6/24                  Sonoma Raceway
7/1                    Chicagoland Speedway
7/7                    Daytona International Speedway
7/14                  Kentucky Speedway
7/22                  New Hampshire Motor Speedway
7/29                  Watkins Glen International (The Glen moves up one week as the second race at Pocono Raceway is dropped)
8/5                    Off weekend (A two-week summer break in the schedule begins here)
8/12                  Off weekend (The second race at Michigan International Speedway is dropped)
8/18                  Bristol Motor Speedway
9/2                    Darlington Raceway
9/9                    Indianapolis Motor Speedway (Run on the IMS road course)
Road America added (The second race at Dover is dropped)
9/22                  Richmond International Raceway
9/30                  Charlotte Motor Speedway (The "roval")
Las Vegas Motor Speedway (Moved back four weeks)
10/14                Kansas Speedway (Kansas moves up one week as the second race at Talladega   Superspeedway is dropped)
10/21                Martinsville Speedway (Moves up one week)
10/28                Texas Motor Speedway (Moves up one week)
11/4                  Homestead-Miami Speedway (The season finale moves up two weeks as the second race at Phoenix is dropped)

Whoa, you're thinking, that isn't going to fly. No, of course not, but here's the breakdown: 30 points-paying races on a schedule that is two weeks shorter; the addition of three road courses (Road Atlanta, Indianapolis and Road America), including two in the Chase; Auto Club Speedway is dropped from the schedule and second races at Las Vegas, Kansas, Pocono, Michigan, Dover, Talladega and Phoenix are also dropped; the Chase would now begin at Darlington; and there are five off weekends, including a two-week mid-summer break in August.
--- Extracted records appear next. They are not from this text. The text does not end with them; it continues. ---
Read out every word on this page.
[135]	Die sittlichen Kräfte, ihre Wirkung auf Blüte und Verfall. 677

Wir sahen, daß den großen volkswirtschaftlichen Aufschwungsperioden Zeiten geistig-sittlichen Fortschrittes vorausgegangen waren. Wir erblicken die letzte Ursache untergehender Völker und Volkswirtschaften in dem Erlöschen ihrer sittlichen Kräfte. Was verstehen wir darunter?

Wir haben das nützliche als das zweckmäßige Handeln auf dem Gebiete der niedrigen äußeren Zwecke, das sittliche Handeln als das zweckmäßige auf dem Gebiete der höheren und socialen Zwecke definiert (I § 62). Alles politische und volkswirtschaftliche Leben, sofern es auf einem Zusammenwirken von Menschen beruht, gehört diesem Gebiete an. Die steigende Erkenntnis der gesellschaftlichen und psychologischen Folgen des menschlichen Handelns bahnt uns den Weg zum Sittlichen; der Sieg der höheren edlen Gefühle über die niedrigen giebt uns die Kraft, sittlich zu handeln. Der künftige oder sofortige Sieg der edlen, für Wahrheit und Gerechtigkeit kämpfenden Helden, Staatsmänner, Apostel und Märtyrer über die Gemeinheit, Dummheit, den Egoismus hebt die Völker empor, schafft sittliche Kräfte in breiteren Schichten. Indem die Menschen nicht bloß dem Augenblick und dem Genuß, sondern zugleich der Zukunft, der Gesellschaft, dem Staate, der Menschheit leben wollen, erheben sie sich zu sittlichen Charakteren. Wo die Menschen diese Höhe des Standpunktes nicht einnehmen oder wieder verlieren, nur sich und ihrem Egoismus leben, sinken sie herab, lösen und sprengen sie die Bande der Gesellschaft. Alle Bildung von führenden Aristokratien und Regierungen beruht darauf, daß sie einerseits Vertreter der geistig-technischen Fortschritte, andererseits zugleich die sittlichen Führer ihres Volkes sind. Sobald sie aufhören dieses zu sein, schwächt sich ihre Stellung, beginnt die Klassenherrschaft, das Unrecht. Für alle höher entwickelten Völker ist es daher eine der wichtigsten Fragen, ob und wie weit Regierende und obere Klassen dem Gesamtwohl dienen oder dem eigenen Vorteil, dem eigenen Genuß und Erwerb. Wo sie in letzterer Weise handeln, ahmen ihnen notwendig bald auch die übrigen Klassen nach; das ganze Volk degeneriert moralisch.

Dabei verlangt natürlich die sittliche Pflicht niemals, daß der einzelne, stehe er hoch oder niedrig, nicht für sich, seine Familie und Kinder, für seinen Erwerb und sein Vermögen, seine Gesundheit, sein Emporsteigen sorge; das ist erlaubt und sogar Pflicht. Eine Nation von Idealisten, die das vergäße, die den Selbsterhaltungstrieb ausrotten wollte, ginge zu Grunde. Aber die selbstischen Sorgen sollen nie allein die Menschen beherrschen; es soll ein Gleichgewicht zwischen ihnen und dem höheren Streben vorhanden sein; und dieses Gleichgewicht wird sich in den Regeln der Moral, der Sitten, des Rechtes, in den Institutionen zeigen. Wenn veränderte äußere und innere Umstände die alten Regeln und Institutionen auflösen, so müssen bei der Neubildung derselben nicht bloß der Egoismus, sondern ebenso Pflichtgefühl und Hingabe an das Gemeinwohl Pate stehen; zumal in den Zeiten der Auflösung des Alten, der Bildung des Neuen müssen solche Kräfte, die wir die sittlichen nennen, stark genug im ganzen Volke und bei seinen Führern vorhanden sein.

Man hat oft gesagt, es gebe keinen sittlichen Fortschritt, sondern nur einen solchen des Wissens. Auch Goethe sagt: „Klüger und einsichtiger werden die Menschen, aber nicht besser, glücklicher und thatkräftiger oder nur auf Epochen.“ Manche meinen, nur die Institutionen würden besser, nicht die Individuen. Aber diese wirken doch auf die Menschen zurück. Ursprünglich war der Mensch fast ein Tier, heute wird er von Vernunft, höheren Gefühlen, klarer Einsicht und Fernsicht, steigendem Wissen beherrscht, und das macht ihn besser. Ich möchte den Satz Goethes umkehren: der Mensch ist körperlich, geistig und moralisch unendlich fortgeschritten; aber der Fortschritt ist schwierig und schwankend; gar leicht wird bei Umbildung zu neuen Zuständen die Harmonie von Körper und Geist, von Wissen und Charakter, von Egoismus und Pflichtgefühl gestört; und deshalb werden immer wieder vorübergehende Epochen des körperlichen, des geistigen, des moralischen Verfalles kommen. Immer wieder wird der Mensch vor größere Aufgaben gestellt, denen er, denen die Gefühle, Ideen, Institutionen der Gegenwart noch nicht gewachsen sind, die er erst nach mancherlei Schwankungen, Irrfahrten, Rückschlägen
The bottom line? It would be a much-improved schedule in terms of logistics and flow, the wear and tear on the teams and drivers would be greatly reduced, and the season would end on the first weekend of November. What's not to like? Yes, from the NASCAR perspective this schedule is E-V-I-L personified, but I bet if you asked the drivers and the teams and they could respond without fear of reprisal, they'd love it.

And that's the High-Octane Truth for this week.


Editor's Note: Many of you have seen Peter's references over the years to the Hydrogen Electric Racing Federation (HERF), which he launched in 2007. For those of you who weren't following AE at the time, you can read two of HERF's press releases and . And for even more details (including a link to Peter's announcement speech), check out the HERF entry on Wikipedia . -WG


Publisher's Note: As part of our continuing series celebrating the "Glory Days" of racing, we're proud to present a noteworthy image from the Ford Racing Archives. - PMD

(Courtesy of the Ford Racing Archives)
Riverside, California, January 16, 1977. The great David Pearson (No. 21 Wood Brothers Purolator Mercury) on his way to the win in the Winston Western 500 NASCAR race at Riverside International Raceway. Cale Yarborough (No. 11 Junior Johnson Holly Farms Chevrolet) was second, and Richard Petty (No. 43 Petty Enterprises STP Dodge) finished third.